White analyzes the aftermath of the strike, and his legal knowledge shines when discussing the sanctions and remedies finally decided by the NLRB in response to the company's violent resistance during the strike.
Thousands of strikers were arrested, hundreds beaten and injured (many by gunshot wounds) and more than a dozen killed during the course of the strike. Additionally, thousands more were fired and blacklisted for their activity during the strike in flagrant violation of the NLRA.
Years later, when the companies finally were ordered to offer remedies to the affected workers, the NRLB set a series of precedents that offered little justice to blacklisted workers and strikers. Some strikers were ordered to be reinstated back into the mills, and returned to their old jobs after years on the blacklist. Some won back wages, after it was determined the companies illegally fired them. But the monetary awards were pathetic compared to the lost wages and years of lost employment.
Reinstating workers and paying puny amounts of lost back wages to blacklisted strikers was a small price to pay for companies after they successfully crushed the strike and averted unionization. But this practice became enshrined as the NLRB formula to "punish" employers who violated the NLRA.

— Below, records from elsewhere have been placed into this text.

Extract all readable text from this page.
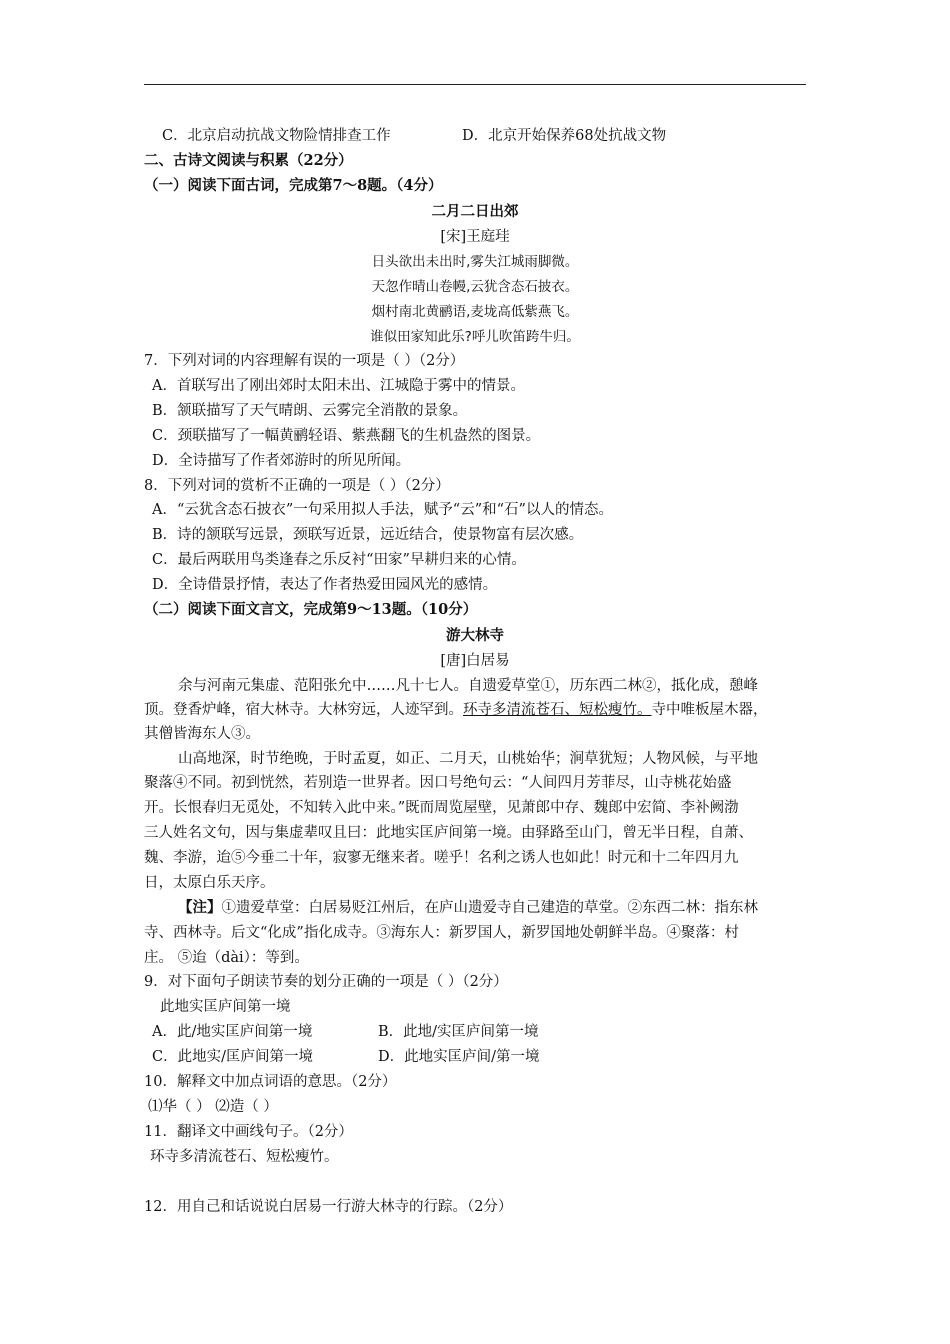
C．北京启动抗战文物险情排查工作	D．北京开始保养68处抗战文物
二、古诗文阅读与积累（22分）
（一）阅读下面古词，完成第7～8题。（4分）
二月二日出郊
[宋]王庭珪
日头欲出未出时,雾失江城雨脚微。
天忽作晴山卷幔,云犹含态石披衣。
烟村南北黄鹂语,麦垅高低紫燕飞。
谁似田家知此乐?呼儿吹笛跨牛归。
7．下列对词的内容理解有误的一项是（ ）（2分）
A．首联写出了刚出郊时太阳未出、江城隐于雾中的情景。
B．颔联描写了天气晴朗、云雾完全消散的景象。
C．颈联描写了一幅黄鹂轻语、紫燕翻飞的生机盎然的图景。
D．全诗描写了作者郊游时的所见所闻。
8．下列对词的赏析不正确的一项是（ ）（2分）
A．“云犹含态石披衣”一句采用拟人手法，赋予“云”和“石”以人的情态。
B．诗的颔联写远景，颈联写近景，远近结合，使景物富有层次感。
C．最后两联用鸟类逢春之乐反衬“田家”早耕归来的心情。
D．全诗借景抒情，表达了作者热爱田园风光的感情。
（二）阅读下面文言文，完成第9～13题。（10分）
游大林寺
[唐]白居易
余与河南元集虚、范阳张允中……凡十七人。自遗爱草堂①，历东西二林②，抵化成，憩峰
顶。登香炉峰，宿大林寺。大林穷远，人迹罕到。环寺多清流苍石、短松瘦竹。寺中唯板屋木器，
其僧皆海东人③。
山高地深，时节绝晚，于时孟夏，如正、二月天，山桃始华；涧草犹短；人物风候，与平地
聚落④不同。初到恍然，若别造一世界者。因口号绝句云：“人间四月芳菲尽，山寺桃花始盛
开。长恨春归无觅处，不知转入此中来。”既而周览屋壁，见萧郎中存、魏郎中宏简、李补阙渤
三人姓名文句，因与集虚辈叹且曰：此地实匡庐间第一境。由驿路至山门，曾无半日程，自萧、
魏、李游，迨⑤今垂二十年，寂寥无继来者。嗟乎！名利之诱人也如此！时元和十二年四月九
日，太原白乐天序。
【注】①遗爱草堂：白居易贬江州后，在庐山遗爱寺自己建造的草堂。②东西二林：指东林
寺、西林寺。后文“化成”指化成寺。③海东人：新罗国人，新罗国地处朝鲜半岛。④聚落：村
庄。 ⑤迨（dài）：等到。
9．对下面句子朗读节奏的划分正确的一项是（ ）（2分）
此地实匡庐间第一境
A．此/地实匡庐间第一境	B．此地/实匡庐间第一境
C．此地实/匡庐间第一境	D．此地实匡庐间/第一境
10．解释文中加点词语的意思。（2分）
⑴华（ ） ⑵造（ ）
11．翻译文中画线句子。（2分）
环寺多清流苍石、短松瘦竹。
12．用自己和话说说白居易一行游大林寺的行踪。（2分）
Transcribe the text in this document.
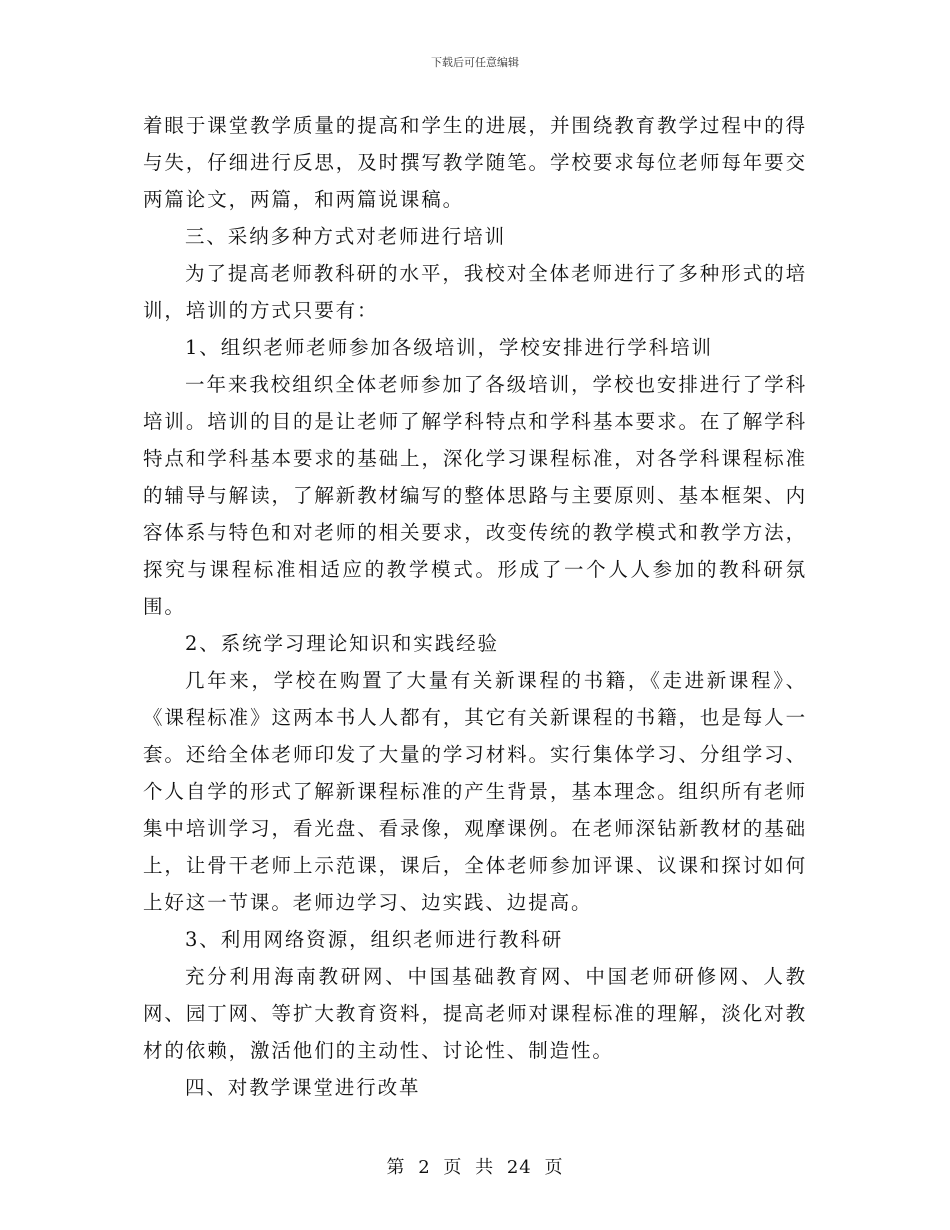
下载后可任意编辑

着眼于课堂教学质量的提高和学生的进展，并围绕教育教学过程中的得与失，仔细进行反思，及时撰写教学随笔。学校要求每位老师每年要交两篇论文，两篇，和两篇说课稿。

三、采纳多种方式对老师进行培训

为了提高老师教科研的水平，我校对全体老师进行了多种形式的培训，培训的方式只要有：

1、组织老师老师参加各级培训，学校安排进行学科培训

一年来我校组织全体老师参加了各级培训，学校也安排进行了学科培训。培训的目的是让老师了解学科特点和学科基本要求。在了解学科特点和学科基本要求的基础上，深化学习课程标准，对各学科课程标准的辅导与解读，了解新教材编写的整体思路与主要原则、基本框架、内容体系与特色和对老师的相关要求，改变传统的教学模式和教学方法，探究与课程标准相适应的教学模式。形成了一个人人参加的教科研氛围。

2、系统学习理论知识和实践经验

几年来，学校在购置了大量有关新课程的书籍，《走进新课程》、《课程标准》这两本书人人都有，其它有关新课程的书籍，也是每人一套。还给全体老师印发了大量的学习材料。实行集体学习、分组学习、个人自学的形式了解新课程标准的产生背景，基本理念。组织所有老师集中培训学习，看光盘、看录像，观摩课例。在老师深钻新教材的基础上，让骨干老师上示范课，课后，全体老师参加评课、议课和探讨如何上好这一节课。老师边学习、边实践、边提高。

3、利用网络资源，组织老师进行教科研

充分利用海南教研网、中国基础教育网、中国老师研修网、人教网、园丁网、等扩大教育资料，提高老师对课程标准的理解，淡化对教材的依赖，激活他们的主动性、讨论性、制造性。

四、对教学课堂进行改革

第 2 页 共 24 页
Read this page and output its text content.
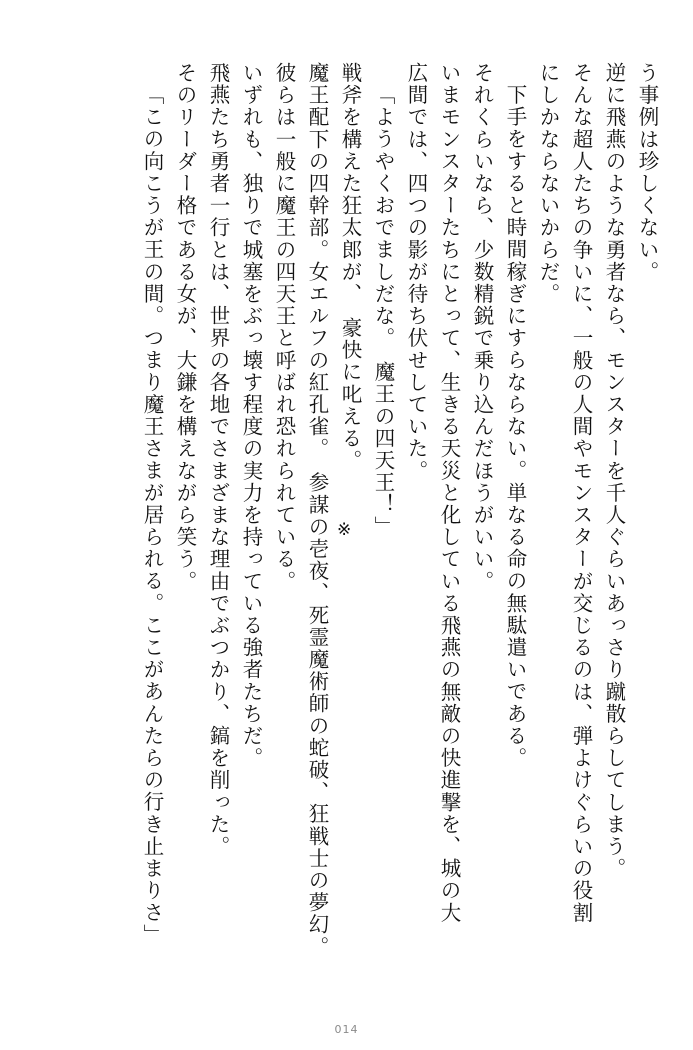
う事例は珍しくない。
逆に飛燕のような勇者なら、モンスターを千人ぐらいあっさり蹴散らしてしまう。
そんな超人たちの争いに、一般の人間やモンスターが交じるのは、弾よけぐらいの役割
にしかならないからだ。
下手をすると時間稼ぎにすらならない。単なる命の無駄遣いである。
それくらいなら、少数精鋭で乗り込んだほうがいい。
いまモンスターたちにとって、生きる天災と化している飛燕の無敵の快進撃を、城の大
広間では、四つの影が待ち伏せしていた。
「ようやくおでましだな。　魔王の四天王！」
戦斧を構えた狂太郎が、　豪快に叱える。
魔王配下の四幹部。女エルフの紅孔雀。　参謀の壱夜、死霊魔術師の蛇破、狂戦士の夢幻。
彼らは一般に魔王の四天王と呼ばれ恐れられている。
いずれも、独りで城塞をぶっ壊す程度の実力を持っている強者たちだ。
飛燕たち勇者一行とは、世界の各地でさまざまな理由でぶつかり、鎬を削った。
そのリーダー格である女が、大鎌を構えながら笑う。
「この向こうが王の間。つまり魔王さまが居られる。ここがあんたらの行き止まりさ」	※
014
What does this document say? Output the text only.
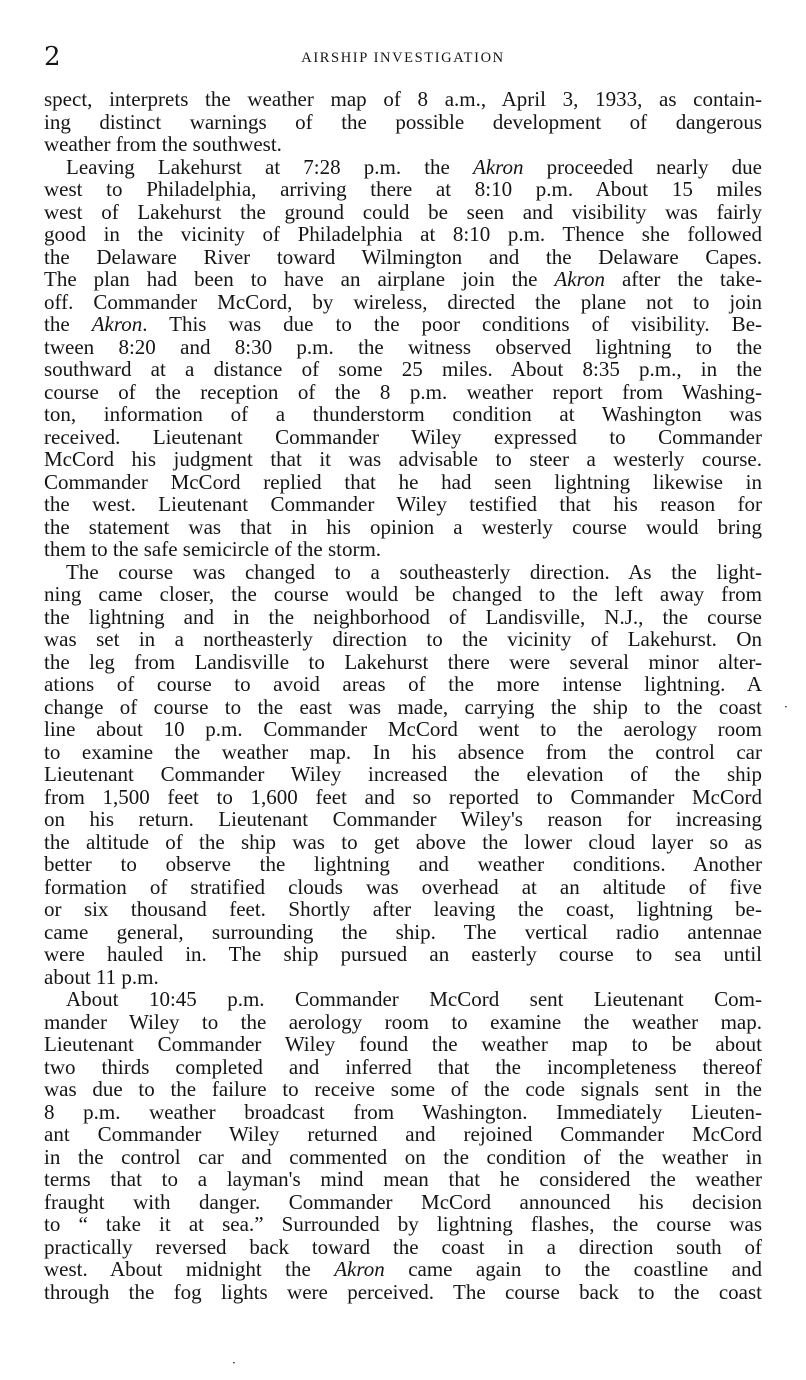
2	AIRSHIP INVESTIGATION
spect, interprets the weather map of 8 a.m., April 3, 1933, as contain-
ing distinct warnings of the possible development of dangerous
weather from the southwest.
Leaving Lakehurst at 7:28 p.m. the Akron proceeded nearly due
west to Philadelphia, arriving there at 8:10 p.m. About 15 miles
west of Lakehurst the ground could be seen and visibility was fairly
good in the vicinity of Philadelphia at 8:10 p.m. Thence she followed
the Delaware River toward Wilmington and the Delaware Capes.
The plan had been to have an airplane join the Akron after the take-
off. Commander McCord, by wireless, directed the plane not to join
the Akron. This was due to the poor conditions of visibility. Be-
tween 8:20 and 8:30 p.m. the witness observed lightning to the
southward at a distance of some 25 miles. About 8:35 p.m., in the
course of the reception of the 8 p.m. weather report from Washing-
ton, information of a thunderstorm condition at Washington was
received. Lieutenant Commander Wiley expressed to Commander
McCord his judgment that it was advisable to steer a westerly course.
Commander McCord replied that he had seen lightning likewise in
the west. Lieutenant Commander Wiley testified that his reason for
the statement was that in his opinion a westerly course would bring
them to the safe semicircle of the storm.
The course was changed to a southeasterly direction. As the light-
ning came closer, the course would be changed to the left away from
the lightning and in the neighborhood of Landisville, N.J., the course
was set in a northeasterly direction to the vicinity of Lakehurst. On
the leg from Landisville to Lakehurst there were several minor alter-
ations of course to avoid areas of the more intense lightning. A
change of course to the east was made, carrying the ship to the coast
line about 10 p.m. Commander McCord went to the aerology room
to examine the weather map. In his absence from the control car
Lieutenant Commander Wiley increased the elevation of the ship
from 1,500 feet to 1,600 feet and so reported to Commander McCord
on his return. Lieutenant Commander Wiley's reason for increasing
the altitude of the ship was to get above the lower cloud layer so as
better to observe the lightning and weather conditions. Another
formation of stratified clouds was overhead at an altitude of five
or six thousand feet. Shortly after leaving the coast, lightning be-
came general, surrounding the ship. The vertical radio antennae
were hauled in. The ship pursued an easterly course to sea until
about 11 p.m.
About 10:45 p.m. Commander McCord sent Lieutenant Com-
mander Wiley to the aerology room to examine the weather map.
Lieutenant Commander Wiley found the weather map to be about
two thirds completed and inferred that the incompleteness thereof
was due to the failure to receive some of the code signals sent in the
8 p.m. weather broadcast from Washington. Immediately Lieuten-
ant Commander Wiley returned and rejoined Commander McCord
in the control car and commented on the condition of the weather in
terms that to a layman's mind mean that he considered the weather
fraught with danger. Commander McCord announced his decision
to “ take it at sea.” Surrounded by lightning flashes, the course was
practically reversed back toward the coast in a direction south of
west. About midnight the Akron came again to the coastline and
through the fog lights were perceived. The course back to the coast
·
·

The families of victims brought suit as well: receiving tiny sums of money from the companies for the deaths of their loved ones, oftentimes just a few thousand or even a few hundred dollars. In a familiar story for the rich and powerful, no steel company executives or managers were ever punished for the shockingly high body count that piled up over the course of the strike.
White damningly portrays the strike's aftermath and draws out what it has meant for the system of U.S. industrial relations that have been in place ever since. Readers interested in U.S. labor history or labor law or both should buy and read this book.